Figura 1. Los microplásticos pueden llegar a nuestros platos de comida y, según investigaciones, representan un riesgo para el cerebro al provocar reducción de ciertas áreas relacionadas con la memoria, el aprendizaje y la regulación emocional. (Esquema proporcionado por los autores)

¿Cómo entran los microplásticos a nuestro cuerpo… y hasta el cerebro? Los microplásticos, por ser partículas muy pequeñas, pueden ingresar a nuestro cuerpo sin que lo notemos. Esto puede suceder al comer, beber agua, respirar o incluso a través de la piel. Una vez dentro, no se quedan en un solo lugar: pueden viajar por el organismo y llegar a distintos órganos, incluido el cerebro.

Pero ¿cómo logran llegar tan lejos?
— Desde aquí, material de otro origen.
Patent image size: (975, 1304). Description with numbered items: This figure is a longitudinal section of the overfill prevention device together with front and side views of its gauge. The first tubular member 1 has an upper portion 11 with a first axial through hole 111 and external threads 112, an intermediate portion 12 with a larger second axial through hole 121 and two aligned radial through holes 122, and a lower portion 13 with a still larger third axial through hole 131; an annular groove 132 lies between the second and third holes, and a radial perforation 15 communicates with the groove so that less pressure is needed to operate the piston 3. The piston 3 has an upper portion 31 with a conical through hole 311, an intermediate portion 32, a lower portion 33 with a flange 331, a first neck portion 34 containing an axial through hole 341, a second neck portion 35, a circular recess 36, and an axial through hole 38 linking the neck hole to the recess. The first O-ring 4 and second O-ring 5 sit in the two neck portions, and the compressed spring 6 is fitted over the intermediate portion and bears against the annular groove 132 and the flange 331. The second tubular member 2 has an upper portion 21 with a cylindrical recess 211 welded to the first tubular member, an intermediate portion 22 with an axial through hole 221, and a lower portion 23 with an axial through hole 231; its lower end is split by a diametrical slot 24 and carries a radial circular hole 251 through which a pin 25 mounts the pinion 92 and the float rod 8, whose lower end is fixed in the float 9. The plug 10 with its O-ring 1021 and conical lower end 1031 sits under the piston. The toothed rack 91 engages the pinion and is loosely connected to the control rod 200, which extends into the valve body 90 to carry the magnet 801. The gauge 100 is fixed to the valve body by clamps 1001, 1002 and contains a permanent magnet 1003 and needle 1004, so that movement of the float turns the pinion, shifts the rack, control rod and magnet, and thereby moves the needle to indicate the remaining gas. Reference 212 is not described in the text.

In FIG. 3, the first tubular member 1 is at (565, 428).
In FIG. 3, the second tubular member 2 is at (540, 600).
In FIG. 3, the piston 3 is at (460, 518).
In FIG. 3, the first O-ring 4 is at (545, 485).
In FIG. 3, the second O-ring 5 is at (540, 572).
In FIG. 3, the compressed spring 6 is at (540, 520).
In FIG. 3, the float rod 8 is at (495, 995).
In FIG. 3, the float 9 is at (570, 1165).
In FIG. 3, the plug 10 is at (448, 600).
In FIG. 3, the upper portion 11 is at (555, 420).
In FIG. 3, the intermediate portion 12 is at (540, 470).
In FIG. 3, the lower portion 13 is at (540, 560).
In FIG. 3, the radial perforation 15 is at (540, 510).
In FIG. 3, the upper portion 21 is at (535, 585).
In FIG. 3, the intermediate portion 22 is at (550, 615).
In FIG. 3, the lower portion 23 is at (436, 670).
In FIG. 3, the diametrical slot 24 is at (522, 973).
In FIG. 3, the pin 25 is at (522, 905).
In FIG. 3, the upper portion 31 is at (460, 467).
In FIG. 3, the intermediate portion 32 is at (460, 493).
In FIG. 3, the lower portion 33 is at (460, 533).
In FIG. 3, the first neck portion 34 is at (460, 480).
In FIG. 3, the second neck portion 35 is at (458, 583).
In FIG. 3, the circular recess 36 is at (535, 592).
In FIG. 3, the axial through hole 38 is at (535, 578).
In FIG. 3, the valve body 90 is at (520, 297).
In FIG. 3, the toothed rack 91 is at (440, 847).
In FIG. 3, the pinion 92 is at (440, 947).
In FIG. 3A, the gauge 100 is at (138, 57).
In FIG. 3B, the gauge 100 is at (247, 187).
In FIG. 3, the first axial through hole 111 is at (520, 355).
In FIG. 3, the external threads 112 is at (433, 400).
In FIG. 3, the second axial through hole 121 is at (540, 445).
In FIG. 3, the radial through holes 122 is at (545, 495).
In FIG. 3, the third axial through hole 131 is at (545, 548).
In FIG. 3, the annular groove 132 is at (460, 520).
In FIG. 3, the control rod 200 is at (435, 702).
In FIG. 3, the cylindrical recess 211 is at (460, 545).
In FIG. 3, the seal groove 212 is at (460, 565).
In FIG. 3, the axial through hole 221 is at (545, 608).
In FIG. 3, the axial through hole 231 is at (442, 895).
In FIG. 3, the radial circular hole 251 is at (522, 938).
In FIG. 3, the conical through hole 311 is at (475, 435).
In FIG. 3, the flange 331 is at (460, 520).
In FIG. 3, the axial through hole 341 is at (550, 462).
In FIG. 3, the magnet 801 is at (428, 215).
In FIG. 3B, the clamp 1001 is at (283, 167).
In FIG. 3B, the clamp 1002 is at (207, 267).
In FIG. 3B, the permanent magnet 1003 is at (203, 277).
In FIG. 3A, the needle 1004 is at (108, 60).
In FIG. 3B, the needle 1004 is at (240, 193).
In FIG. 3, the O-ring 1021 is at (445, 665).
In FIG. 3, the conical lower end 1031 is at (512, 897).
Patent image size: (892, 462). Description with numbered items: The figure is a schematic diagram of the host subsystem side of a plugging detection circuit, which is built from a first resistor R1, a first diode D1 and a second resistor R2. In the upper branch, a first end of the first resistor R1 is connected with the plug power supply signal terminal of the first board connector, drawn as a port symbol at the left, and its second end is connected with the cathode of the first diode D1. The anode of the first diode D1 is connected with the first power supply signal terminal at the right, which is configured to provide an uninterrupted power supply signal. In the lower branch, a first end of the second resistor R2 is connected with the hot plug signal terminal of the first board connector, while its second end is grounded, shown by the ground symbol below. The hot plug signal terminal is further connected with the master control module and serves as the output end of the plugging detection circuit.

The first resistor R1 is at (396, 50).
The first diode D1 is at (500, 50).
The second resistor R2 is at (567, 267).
El cerebro está protegido por una especie de filtro” natural llamado barrera hematoencefálica (BHE), que normalmente impide que sustancias peligrosas pasen desde la sangre hacia el sistema nervioso. Sin embargo, se ha visto que los microplásticos pueden debilitar esta barrera, afectando las proteínas que mantienen unidas sus células y permitiendo su entrada.

Además, como estas partículas pueden disolverse en grasas, tienen facilidad para instalarse en órganos vitales. Lo más preocupante es que también funcionan como vehículos de sustancias tóxicas. En su superficie pueden transportar metales pesados, residuos de antibióticos y químicos peligrosos que provienen del petróleo, los pesticidas y los plásticos industriales.

En otras palabras, estos diminutos invasores no solo están en el ambiente, también pueden recorrer nuestro cuerpo cargando contaminantes y alcanzar zonas tan delicadas como el cerebro. Aunque los estudios aún están en desarrollo, esta posibilidad ha encendido las alertas en la comunidad científica sobre sus efectos en la salud neurológica.

¿Qué pasa en el cerebro de una persona con Alzheimer?

En la enfermedad de Alzheimer, el cerebro sufre un proceso llamado neurodegeneración, que significa la pérdida lenta y progresiva de las neuronas, las células encargadas de procesar la información. Esta pérdida afecta funciones mentales importantes como la memoria, el lenguaje, la atención y el pensamiento (figura 2).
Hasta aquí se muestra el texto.